Question

Let $f:\left(1,3\right)\to R$ be a function defined by $f\left(x\right)=\frac{x\left[x\right]}{\left(x^2+1\right)}$ , where$\left[x\right]$ denotes the greatest integer $\le x$. Then the range of $f$ is

• A. $(\frac{2}{5},\frac{3}{5}]\cup \left(\frac{3}{4},\frac{4}{5}\right)$
• B. $(\frac{2}{5},\frac{4}{5}]$
• C. $\left(\frac{3}{5},\frac{4}{5}\right)$
• D. $\left(\frac{2}{5},\frac{1}{2}\right)\cup (\frac{3}{5},\frac{4}{5}]$

Answer 1

The correct option is D

$\left(\frac{2}{5},\frac{1}{2}\right)\cup (\frac{3}{5},\frac{4}{5}]$

Explanation for correct option:

Identifying the range $f$:

Consider the given equation as,

$f:\left(1,3\right)\to R$

$f\left(x\right)=\frac{x\left[x\right]}{\left(x^2+1\right)}$

Rewrite the above Equation as,

$f\left(x\right)=\left\{\begin{array}{ll}\frac{x}{\left(x^2+1\right)}& x\in \left(1,2\right)\\ \frac{2x}{\left(x^2+1\right)}& x\in (2,3]\end{array}\right.......\left(1\right)$

$$\begin{gathered} f\text{'}\left(x\right)=\left\{\begin{array}{ll}\frac{\left(x^2+1\right)\times 1-x\times 2x}{{\left(x^2+1\right)}^2}& x\in \left(1,2\right)\\ \frac{\left(x^2+1\right)\times 2-2x\times 2x}{{\left(x^2+1\right)}^2}& x\in (2,3]\end{array}\right. \\ f\text{'}\left(x\right)=\left\{\begin{array}{ll}\frac{x^2+1-x\times 2x}{{\left(x^2+1\right)}^2}& x\in \left(1,2\right)\\ \frac{2+2x^2-4x^2}{{\left(x^2+1\right)}^2}& x\in (2,3]\end{array}\right. \\ f\text{'}\left(x\right)=\left\{\begin{array}{ll}\frac{1-x^2}{{\left(x^2+1\right)}^2}& x\in \left(1,2\right)\\ \frac{2\left(1-x^2\right)}{{\left(x^2+1\right)}^2}& x\in (2,3]\end{array}\right. \end{gathered}$$

From the above Equation we get negative value . since,$f\left(x\right)$ is decreasing function.

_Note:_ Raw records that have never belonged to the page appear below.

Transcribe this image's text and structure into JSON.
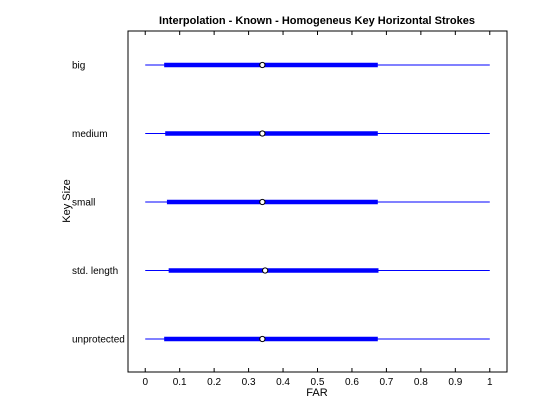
{
  "chart_data": {
    "type": "boxplot-horizontal",
    "title": "Interpolation - Known - Homogeneus Key Horizontal Strokes",
    "xlabel": "FAR",
    "ylabel": "Key Size",
    "xlim": [
      -0.05,
      1.05
    ],
    "xticks": [
      0,
      0.1,
      0.2,
      0.3,
      0.4,
      0.5,
      0.6,
      0.7,
      0.8,
      0.9,
      1
    ],
    "xtick_labels": [
      "0",
      "0.1",
      "0.2",
      "0.3",
      "0.4",
      "0.5",
      "0.6",
      "0.7",
      "0.8",
      "0.9",
      "1"
    ],
    "grid": false,
    "line_color": "#0000ff",
    "categories": [
      "big",
      "medium",
      "small",
      "std. length",
      "unprotected"
    ],
    "whisker_low": [
      0,
      0,
      0,
      0,
      0
    ],
    "q1": [
      0.055,
      0.058,
      0.063,
      0.068,
      0.055
    ],
    "median": [
      0.34,
      0.34,
      0.34,
      0.348,
      0.34
    ],
    "q3": [
      0.675,
      0.675,
      0.675,
      0.677,
      0.675
    ],
    "whisker_high": [
      1,
      1,
      1,
      1,
      1
    ]
  }
}
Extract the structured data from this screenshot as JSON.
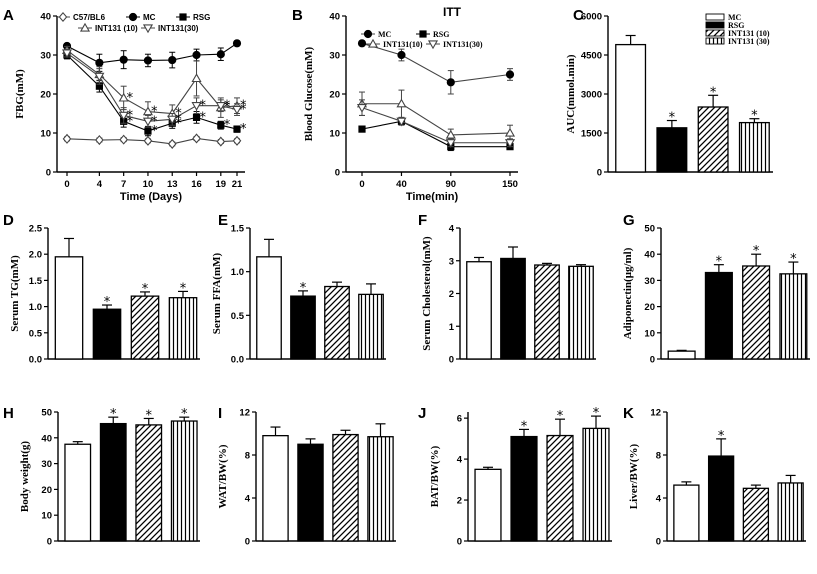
{
  "colors": {
    "ink": "#000000",
    "paper": "#ffffff",
    "grey": "#444444"
  },
  "groups": [
    "MC",
    "RSG",
    "INT131 (10)",
    "INT131 (30)"
  ],
  "chart_data": [
    {
      "id": "A",
      "label": "A",
      "type": "line",
      "title": "",
      "xlabel": "Time (Days)",
      "ylabel": "FBG(mM)",
      "xticks": [
        0,
        4,
        7,
        10,
        13,
        16,
        19,
        21
      ],
      "xlim": [
        0,
        21
      ],
      "yticks": [
        0,
        10,
        20,
        30,
        40
      ],
      "ylim": [
        0,
        40
      ],
      "legend": [
        "C57/BL6",
        "MC",
        "RSG",
        "INT131 (10)",
        "INT131(30)"
      ],
      "series": [
        {
          "name": "C57/BL6",
          "marker": "diamond-open",
          "color": "#444444",
          "x": [
            0,
            4,
            7,
            10,
            13,
            16,
            19,
            21
          ],
          "y": [
            8.5,
            8.2,
            8.3,
            8.0,
            7.2,
            8.6,
            7.8,
            8.0
          ],
          "err": [
            0.5,
            0.5,
            0.5,
            0.5,
            0.5,
            0.5,
            0.5,
            0.5
          ],
          "sig": []
        },
        {
          "name": "MC",
          "marker": "circle-filled",
          "color": "#000000",
          "x": [
            0,
            4,
            7,
            10,
            13,
            16,
            19,
            21
          ],
          "y": [
            32.3,
            28.0,
            28.8,
            28.6,
            28.7,
            30.0,
            30.2,
            33.0
          ],
          "err": [
            0.6,
            2.2,
            2.3,
            1.6,
            2.0,
            1.5,
            1.6,
            0.6
          ],
          "sig": []
        },
        {
          "name": "RSG",
          "marker": "square-filled",
          "color": "#000000",
          "x": [
            0,
            4,
            7,
            10,
            13,
            16,
            19,
            21
          ],
          "y": [
            30.0,
            22.0,
            13.0,
            10.5,
            12.5,
            14.0,
            12.0,
            11.0
          ],
          "err": [
            1.0,
            1.5,
            1.5,
            1.2,
            1.3,
            1.5,
            1.0,
            0.8
          ],
          "sig": [
            7,
            10,
            13,
            16,
            19,
            21
          ]
        },
        {
          "name": "INT131 (10)",
          "marker": "triangle-up-open",
          "color": "#444444",
          "x": [
            0,
            4,
            7,
            10,
            13,
            16,
            19,
            21
          ],
          "y": [
            31.2,
            25.0,
            19.0,
            15.5,
            15.0,
            24.0,
            16.5,
            17.0
          ],
          "err": [
            1.0,
            2.0,
            3.0,
            2.5,
            2.2,
            4.5,
            2.5,
            2.0
          ],
          "sig": [
            7,
            10,
            13,
            19,
            21
          ]
        },
        {
          "name": "INT131(30)",
          "marker": "triangle-down-open",
          "color": "#444444",
          "x": [
            0,
            4,
            7,
            10,
            13,
            16,
            19,
            21
          ],
          "y": [
            30.5,
            24.5,
            14.5,
            13.0,
            13.5,
            17.0,
            17.0,
            16.0
          ],
          "err": [
            1.0,
            2.0,
            2.0,
            1.5,
            1.5,
            2.0,
            1.5,
            1.5
          ],
          "sig": [
            7,
            10,
            13,
            16,
            19,
            21
          ]
        }
      ]
    },
    {
      "id": "B",
      "label": "B",
      "type": "line",
      "title": "ITT",
      "xlabel": "Time(min)",
      "ylabel": "Blood Glucose(mM)",
      "xticks": [
        0,
        40,
        90,
        150
      ],
      "xlim": [
        0,
        150
      ],
      "yticks": [
        0,
        10,
        20,
        30,
        40
      ],
      "ylim": [
        0,
        40
      ],
      "legend": [
        "MC",
        "RSG",
        "INT131(10)",
        "INT131(30)"
      ],
      "series": [
        {
          "name": "MC",
          "marker": "circle-filled",
          "color": "#444444",
          "x": [
            0,
            40,
            90,
            150
          ],
          "y": [
            33.0,
            30.0,
            23.0,
            25.0
          ],
          "err": [
            0.5,
            1.5,
            3.0,
            1.5
          ],
          "sig": []
        },
        {
          "name": "RSG",
          "marker": "square-filled",
          "color": "#000000",
          "x": [
            0,
            40,
            90,
            150
          ],
          "y": [
            11.0,
            13.0,
            6.5,
            6.5
          ],
          "err": [
            0.5,
            0.8,
            1.0,
            0.5
          ],
          "sig": []
        },
        {
          "name": "INT131(10)",
          "marker": "triangle-up-open",
          "color": "#444444",
          "x": [
            0,
            40,
            90,
            150
          ],
          "y": [
            17.5,
            17.5,
            9.5,
            10.0
          ],
          "err": [
            3.0,
            3.5,
            1.5,
            2.0
          ],
          "sig": []
        },
        {
          "name": "INT131(30)",
          "marker": "triangle-down-open",
          "color": "#444444",
          "x": [
            0,
            40,
            90,
            150
          ],
          "y": [
            16.5,
            13.0,
            7.5,
            7.5
          ],
          "err": [
            2.0,
            1.0,
            1.0,
            1.0
          ],
          "sig": []
        }
      ]
    },
    {
      "id": "C",
      "label": "C",
      "type": "bar",
      "title": "",
      "xlabel": "",
      "ylabel": "AUC(mmol.min)",
      "yticks": [
        0,
        1500,
        3000,
        4500,
        6000
      ],
      "ylim": [
        0,
        6000
      ],
      "values": [
        4900,
        1700,
        2500,
        1900
      ],
      "err": [
        350,
        280,
        450,
        150
      ],
      "sig": [
        false,
        true,
        true,
        true
      ],
      "legend": [
        "MC",
        "RSG",
        "INT131 (10)",
        "INT131 (30)"
      ]
    },
    {
      "id": "D",
      "label": "D",
      "type": "bar",
      "title": "",
      "xlabel": "",
      "ylabel": "Serum TG(mM)",
      "yticks": [
        0.0,
        0.5,
        1.0,
        1.5,
        2.0,
        2.5
      ],
      "ylim": [
        0,
        2.5
      ],
      "values": [
        1.95,
        0.95,
        1.2,
        1.17
      ],
      "err": [
        0.35,
        0.08,
        0.08,
        0.12
      ],
      "sig": [
        false,
        true,
        true,
        true
      ]
    },
    {
      "id": "E",
      "label": "E",
      "type": "bar",
      "title": "",
      "xlabel": "",
      "ylabel": "Serum FFA(mM)",
      "yticks": [
        0.0,
        0.5,
        1.0,
        1.5
      ],
      "ylim": [
        0,
        1.5
      ],
      "values": [
        1.17,
        0.72,
        0.83,
        0.74
      ],
      "err": [
        0.2,
        0.06,
        0.05,
        0.12
      ],
      "sig": [
        false,
        true,
        false,
        false
      ]
    },
    {
      "id": "F",
      "label": "F",
      "type": "bar",
      "title": "",
      "xlabel": "",
      "ylabel": "Serum Cholesterol(mM)",
      "yticks": [
        0,
        1,
        2,
        3,
        4
      ],
      "ylim": [
        0,
        4
      ],
      "values": [
        2.97,
        3.07,
        2.87,
        2.83
      ],
      "err": [
        0.13,
        0.35,
        0.05,
        0.05
      ],
      "sig": [
        false,
        false,
        false,
        false
      ]
    },
    {
      "id": "G",
      "label": "G",
      "type": "bar",
      "title": "",
      "xlabel": "",
      "ylabel": "Adiponectin(μg/ml)",
      "yticks": [
        0,
        10,
        20,
        30,
        40,
        50
      ],
      "ylim": [
        0,
        50
      ],
      "values": [
        3.0,
        33.0,
        35.5,
        32.5
      ],
      "err": [
        0.3,
        3.0,
        4.5,
        4.5
      ],
      "sig": [
        false,
        true,
        true,
        true
      ]
    },
    {
      "id": "H",
      "label": "H",
      "type": "bar",
      "title": "",
      "xlabel": "",
      "ylabel": "Body weight(g)",
      "yticks": [
        0,
        10,
        20,
        30,
        40,
        50
      ],
      "ylim": [
        0,
        50
      ],
      "values": [
        37.5,
        45.5,
        45.0,
        46.5
      ],
      "err": [
        1.0,
        2.5,
        2.5,
        1.5
      ],
      "sig": [
        false,
        true,
        true,
        true
      ]
    },
    {
      "id": "I",
      "label": "I",
      "type": "bar",
      "title": "",
      "xlabel": "",
      "ylabel": "WAT/BW(%)",
      "yticks": [
        0,
        4,
        8,
        12
      ],
      "ylim": [
        0,
        12
      ],
      "values": [
        9.8,
        9.0,
        9.9,
        9.7
      ],
      "err": [
        0.8,
        0.5,
        0.4,
        1.2
      ],
      "sig": [
        false,
        false,
        false,
        false
      ]
    },
    {
      "id": "J",
      "label": "J",
      "type": "bar",
      "title": "",
      "xlabel": "",
      "ylabel": "BAT/BW(%)",
      "yticks": [
        0,
        2,
        4,
        6
      ],
      "ylim": [
        0,
        6.3
      ],
      "values": [
        3.5,
        5.1,
        5.15,
        5.5
      ],
      "err": [
        0.1,
        0.35,
        0.8,
        0.6
      ],
      "sig": [
        false,
        true,
        true,
        true
      ]
    },
    {
      "id": "K",
      "label": "K",
      "type": "bar",
      "title": "",
      "xlabel": "",
      "ylabel": "Liver/BW(%)",
      "yticks": [
        0,
        4,
        8,
        12
      ],
      "ylim": [
        0,
        12
      ],
      "values": [
        5.2,
        7.9,
        4.9,
        5.4
      ],
      "err": [
        0.3,
        1.6,
        0.3,
        0.7
      ],
      "sig": [
        false,
        true,
        false,
        false
      ]
    }
  ]
}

substitute the value in the Equation $\left(1\right)$ we get the range of functions belonging to the,

$$\begin{gathered} f\left(x\right)=\frac{x}{\left(x^2+1\right)}x\in \left(1,2\right) \\ f\left(x\right)=\frac{1}{\left(1+1\right)}=\frac{1}{2} \\ f\left(x\right)=\frac{2}{\left(2^2+1\right)}=\frac{2}{5} \\ f\left(x\right)=\frac{2x}{\left(x^2+1\right)}x\in (2,3] \\ f\left(x\right)=\frac{2\times 2}{\left(2^2+1\right)}=\frac{4}{5} \\ f\left(x\right)=\frac{2\times 3}{\left(3^2+1\right)}=\frac{6}{10}=\frac{3}{5} \end{gathered}$$

Hence, $R_f\in \left(\frac{2}{5},\frac{1}{2}\right)\cup (\frac{3}{5},\frac{4}{5}]$

Therefore, the correct answer is Option (D).